- After a four-year-long legal battle, a California jury found Monster Energy drinks was not responsible for the heart attack experienced by 18-year-old Cody Dean Bledsoe, according to a press release.
- In the case, Bledsoe faulted the energy drink company for not disclosing the amount of caffeine in the beverage or the quantity’s potential consequences — such as the cardiac arrest and the subsequent medical issues he suffered.
- This is the first such case to get a verdict, Marc Miles, an attorney at Shook, Hardy & Bacon, said in the release. Although the jury found Monster not to be at fault after only 15 minutes of deliberation, The Wall Street Journal reported Bledsoe’s lawyer plans to appeal the verdict, saying the judge excluded several important studies from evidence.
This ruling in favor of Monster Energy drinks is key as consumer sentiment trends more toward natural stimulants and away from the caffeine-filled hype that once propelled energy drinks into the hands of consumers everywhere.
What used to be a ubiquitous sight in grocery and convenience stores is now a product that has come under repeated scrutiny by a variety of stakeholders and consumers for its copious amounts of sugar and caffeine.
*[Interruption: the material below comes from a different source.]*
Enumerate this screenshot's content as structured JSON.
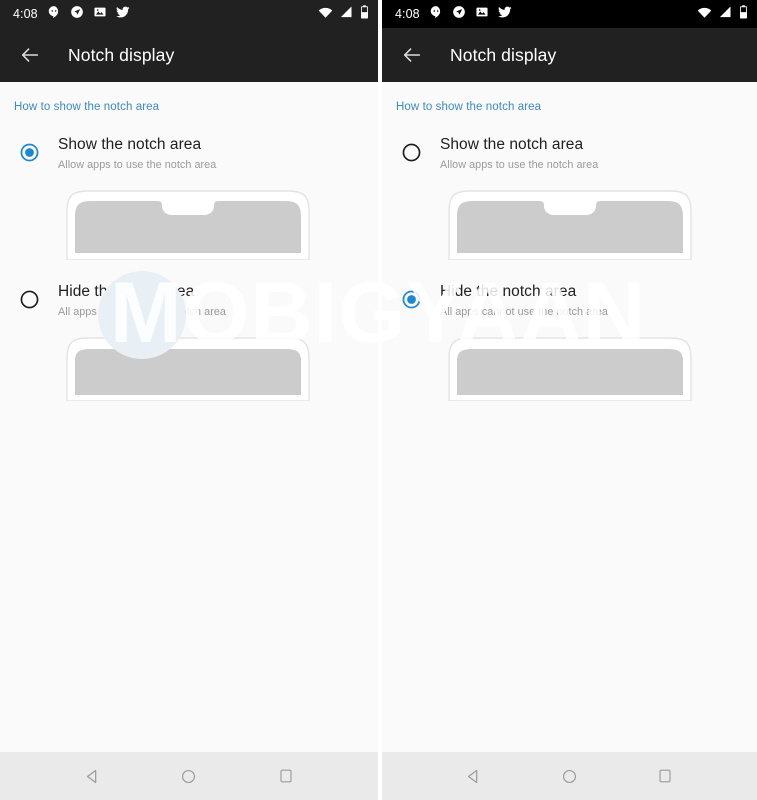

Still, even with some negative press, energy drinks are a multibillion dollar business that is continuing to grow. According to research firm Euromonitor International, sales are expected to reach $15.3 billion in the U.S. this year. However, the annual growth rate has slowed to 1.5%. This is in stark contrast to 60% growth between 2008 and 2012.
A large part of the case had to do with the failure to disclose the quantity of several ingredients in the Monster beverages. Monster argued its products were safe and in fact contained fewer milligrams of caffeine than many other beverages. According to the Center for Science in the Public Interest, a 16-ounce Monster Energy drink contains 160 milligrams of caffeine, while a 16-ounce Starbucks coffee contains 310 milligrams.
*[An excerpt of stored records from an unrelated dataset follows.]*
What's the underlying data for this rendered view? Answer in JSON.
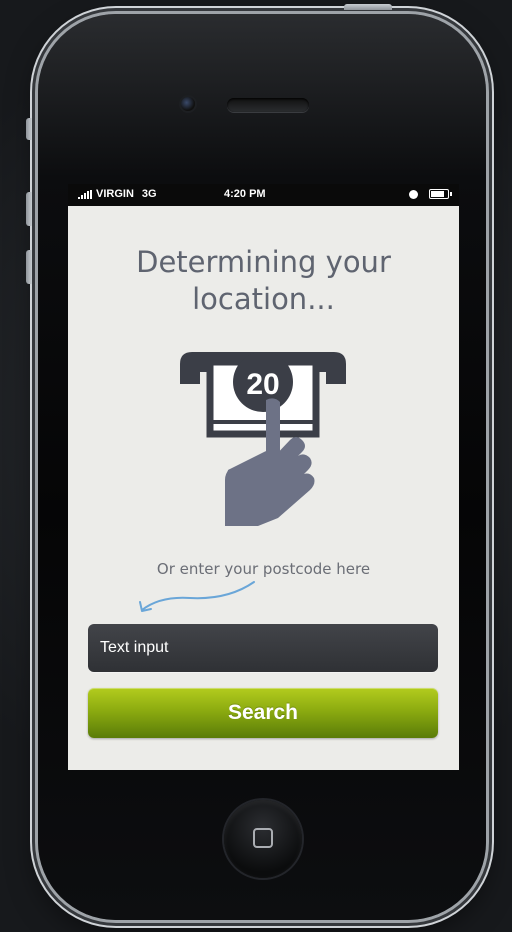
{
  "status_bar": {
    "carrier": "VIRGIN",
    "network": "3G",
    "time": "4:20 PM"
  },
  "main": {
    "headline_line1": "Determining your",
    "headline_line2": "location...",
    "illustration": {
      "icon": "hand-inserting-banknote-icon",
      "note_value": "20"
    },
    "hint": "Or enter your postcode here",
    "postcode_input": {
      "value": "Text input"
    },
    "search_button": {
      "label": "Search"
    }
  },
  "colors": {
    "accent_green": "#8cab10",
    "input_dark": "#3a3c40",
    "headline_gray": "#5f6470",
    "arrow_blue": "#6aa6d8",
    "illustration_slate": "#6d7286"
  }
}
"People often don't understand what's in the drink, and they make assumptions," Miles told The Wall Street Journal. "When the science and the evidence come out, it's clear."
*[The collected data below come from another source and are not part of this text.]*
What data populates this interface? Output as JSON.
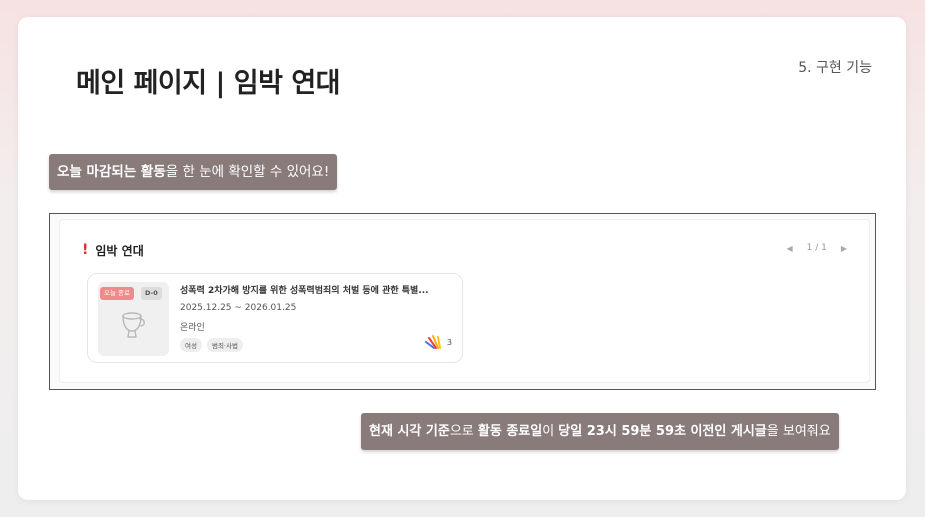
{
  "page": {
    "title": "메인 페이지 | 임박 연대",
    "section": "5. 구현 기능"
  },
  "callouts": {
    "top": {
      "bold": "오늘 마감되는 활동",
      "rest": "을 한 눈에 확인할 수 있어요!"
    },
    "bottom": {
      "b1": "현재 시각 기준",
      "t1": "으로 ",
      "b2": "활동 종료일",
      "t2": "이 ",
      "b3": "당일 23시 59분 59초 이전인 게시글",
      "t3": "을 보여줘요"
    }
  },
  "widget": {
    "alert_mark": "!",
    "title": "임박 연대",
    "pager": {
      "prev_icon": "◀",
      "text": "1 / 1",
      "next_icon": "▶"
    },
    "card": {
      "badge_today": "오늘 종료",
      "badge_dday": "D-0",
      "title": "성폭력 2차가해 방지를 위한 성폭력범죄의 처벌 등에 관한 특별...",
      "date_range": "2025.12.25 ~ 2026.01.25",
      "mode": "온라인",
      "tags": [
        "여성",
        "범죄·사법"
      ],
      "like_count": "3",
      "thumbnail_icon": "cup-icon",
      "like_icon": "solidarity-hands-icon"
    }
  },
  "colors": {
    "callout_bg": "#8a7b7b",
    "badge_today": "#f08a8a",
    "alert": "#e03131"
  }
}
But as far back as 2012, a report entitled "What’s all the Buzz about?” indicated a number of discrepancies, including "inconsistent marketing, labeling, and ingredient disclosure requirements [for] identical drinks being marketed to consumers differently, leading to confusion and a lack of transparency." The Los Angeles Times reported the company has received two subpoenas by New York regulators investigating the company’s advertising and ingredients.
This lack of transparency, coupled with energy drinks’ notorious penchant for marketing to minors, has resulted in a slew of lawsuits over the years. In October 2012, Monster was sued by the parents of a teen who went into cardiac arrest after drinking two of the company’s energy drinks in 24 hours. In May 2013, San Francisco’s city attorney filed a suit against Monster Beverage. Even as recently as earlier this year, Monster Beverage settled a class-action lawsuit that claimed some of its products were labeled as "natural" despite use of synthetic or artificial ingredients and added colors.
Monster Energy drinks isn't the only energy beverage to undergo this level of scrutiny. In October 2014, Red Bull faced a class-action lawsuit settlement of $13 million over false and misleading advertising, particularly in the use of words and phrases such as "gives you wings" and "boost." They lost the case and reimbursed customers who made a claim with either a $10 check or $15 voucher for more Red Bull products.
But this most recent case is the first to reach a jury and will most likely set a precedent going forward. Since the verdict was based on the plaintiff's inability to scientifically prove the energy drink was the cause of cardiac arrest, it will be difficult to sway any other juries in the future — unless new scientific studies come out showing otherwise. Even with an appeal in the works, the ruling may not be overturned.
While the ruling may not spur growth into the lagging industry, it may clear a few of the clouds surrounding its image and help guide its marketing efforts. As consumers push toward transparency, energy drinks have been struggling. Their claims of "natural” have come under fire and their ingredients have caused consumers to wonder what is truly inside the can. This ruling may give the industry some space to regroup and reassess its position in the market as companies continue to pursue growth.